TOKYO, Japan — The United States Wheelchair Rugby Team beat New Zealand yesterday at their very first Tokyo 2020 Paralympic match, winning 65-35 and starting strong. Today they kept the momentum up, winning against rival Canada 58-54 in the pool phase for group B, led by Team USA flag-bearer Chuck Aoki with 30 tries.
Someone watching during the first half would have their head would spin from the speed with which the teams alternated getting the ball past each other’s goal lines. When one team scored, the other would swoop in and snag a try immediately after. They stayed at each other’s heels, one team then the other- toe to toe like a great boxing match for the entire first two quarters.
“Canada plays a really tough, aggressive form of defense, and so we’ve got to weather that too and I thought we did a better job in the second half doing that. First half, maybe we weren’t ready for it,” said team co-captain Joe Delagrave.
It wasn’t until the second half that they were able to “widen the gap,” as Delagrave put it.
Canada’s Zak Madell gave the U.S. a run for its money with 31 tries, one more than Aoki scored during the match.
“[Us and Canada] know each other really, really well, and so it’s like, who is gonna execute?” said Delagrave.
“Know each other well” may even be an understatement when referring to USA and Canada in wheelchair rugby.

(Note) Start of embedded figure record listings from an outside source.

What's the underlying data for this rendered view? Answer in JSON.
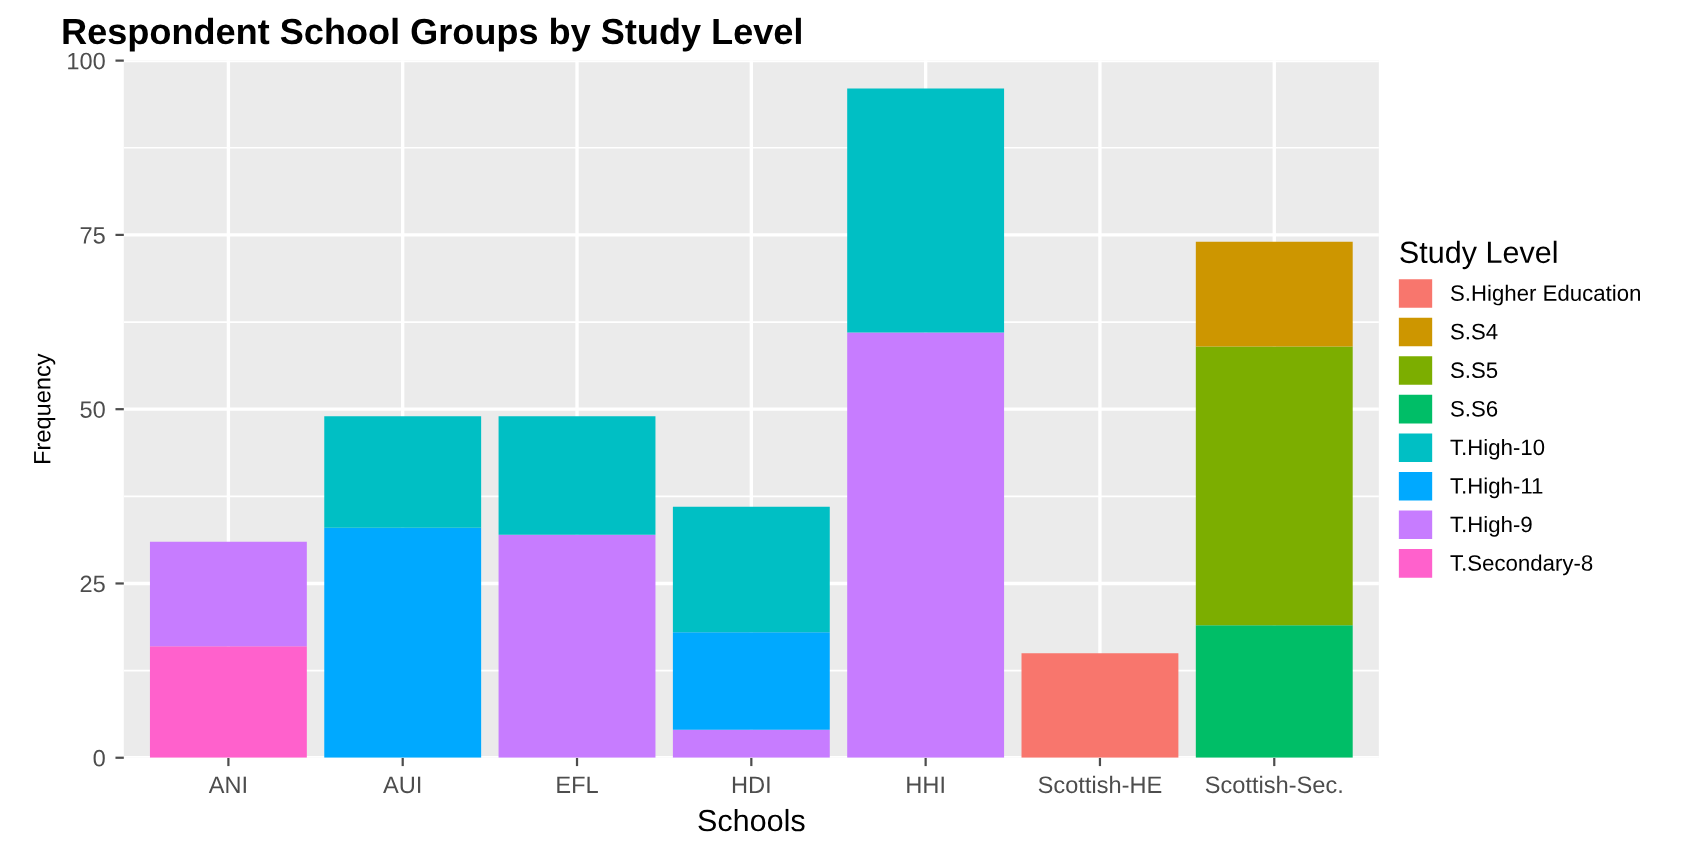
{
  "chart_data": {
    "type": "bar",
    "title": "Respondent School Groups by Study Level",
    "xlabel": "Schools",
    "ylabel": "Frequency",
    "legend_title": "Study Level",
    "categories": [
      "ANI",
      "AUI",
      "EFL",
      "HDI",
      "HHI",
      "Scottish-HE",
      "Scottish-Sec."
    ],
    "stacked": true,
    "ylim": [
      0,
      100
    ],
    "yticks": [
      0,
      25,
      50,
      75,
      100
    ],
    "grid": true,
    "legend": "right",
    "series": [
      {
        "name": "T.Secondary-8",
        "color": "#ff61cc",
        "values": [
          16,
          null,
          null,
          null,
          null,
          null,
          null
        ]
      },
      {
        "name": "T.High-9",
        "color": "#c77cff",
        "values": [
          15,
          null,
          32,
          4,
          61,
          null,
          null
        ]
      },
      {
        "name": "T.High-11",
        "color": "#00a9ff",
        "values": [
          null,
          33,
          null,
          14,
          null,
          null,
          null
        ]
      },
      {
        "name": "T.High-10",
        "color": "#00bfc4",
        "values": [
          null,
          16,
          17,
          18,
          35,
          null,
          null
        ]
      },
      {
        "name": "S.S6",
        "color": "#00be67",
        "values": [
          null,
          null,
          null,
          null,
          null,
          null,
          19
        ]
      },
      {
        "name": "S.S5",
        "color": "#7cae00",
        "values": [
          null,
          null,
          null,
          null,
          null,
          null,
          40
        ]
      },
      {
        "name": "S.S4",
        "color": "#cd9600",
        "values": [
          null,
          null,
          null,
          null,
          null,
          null,
          15
        ]
      },
      {
        "name": "S.Higher Education",
        "color": "#f8766d",
        "values": [
          null,
          null,
          null,
          null,
          null,
          15,
          null
        ]
      }
    ]
  }
}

The history behind the deep-rooted rivalry between the U.S. and Canadian teams is a long and complicated one, but also one that has evolved throughout the years and taken on a friendlier tone than the days of 2005 documentary film “Murderball.”
“Canada is a phenomenal opponent, they brought their A-game, and to get a win in such a challenging game like that is awesome,” Aoki said. “We were kind of letting them dictate the pace, them dictate the flow of the game, and so it was a little frustrating, but I thought we did a nice job of settling down in the second quarter, and in the third and the fourth, and really taking control of the initiative.”
Having to go up against fearsome competitors day after day must be exhausting, but the team maintains their adrenaline to come out on top.
“We just keep the energy up all the way through. . . A lot of the guys have natural high levels of energy. I like to recover a lot, get a lot of rest and recovery, and be prepared to come out the next day hard,” said Joshua Wheeler.
The team had to switch jerseys in the halftime due to visibility issues; USA and Canada were both outfitted in black, making it difficult for referees and the audience to tell them apart. They re-emerged in white, and Delagrave joked that they were like “The Mighty Ducks 2.”
They all seemed in good spirits after having won their second preliminary match, and none of them expressed having had even a moment of doubt in their ability to win the game.
“I was pretty confident the whole way though. Even when we were down by three, whenever that was, I was pretty confident that we were gonna bring it back,” said Wheeler.
And bring it back they did. All the way back past Canada’s goal line for the winning score.
The team’s last gold medal was in Beijing in 2008; They lost to Australia in a match for gold at the 2016 Rio Paralympics. This might just be their chance for a rematch.
“We took a lot of hits today and we came out on top, so I think it will give our team a lot of confidence knowing that whatever adversity we face in the next few days, we’ll be able to fight through it and hopefully come out on top again,” Aoki said.
U.S. Head Coach James Gumbert also feels that the team is ready to face any challenge.
“We are sharp (and) I feel very confident about our ability to go out and play with anybody in this tournament,” said Gumbert.
For team Canada it will be a tough battle to the next round as it stands now. Canada sits at the bottom of the pool with New Zealand, Great Britain, and The United States above them in that order. With the win, the United States finds a place in the next round.
The United States next plays Great Britain, finishing off Pool play on August 27th at 20:30 local time, (4:30 AM EST).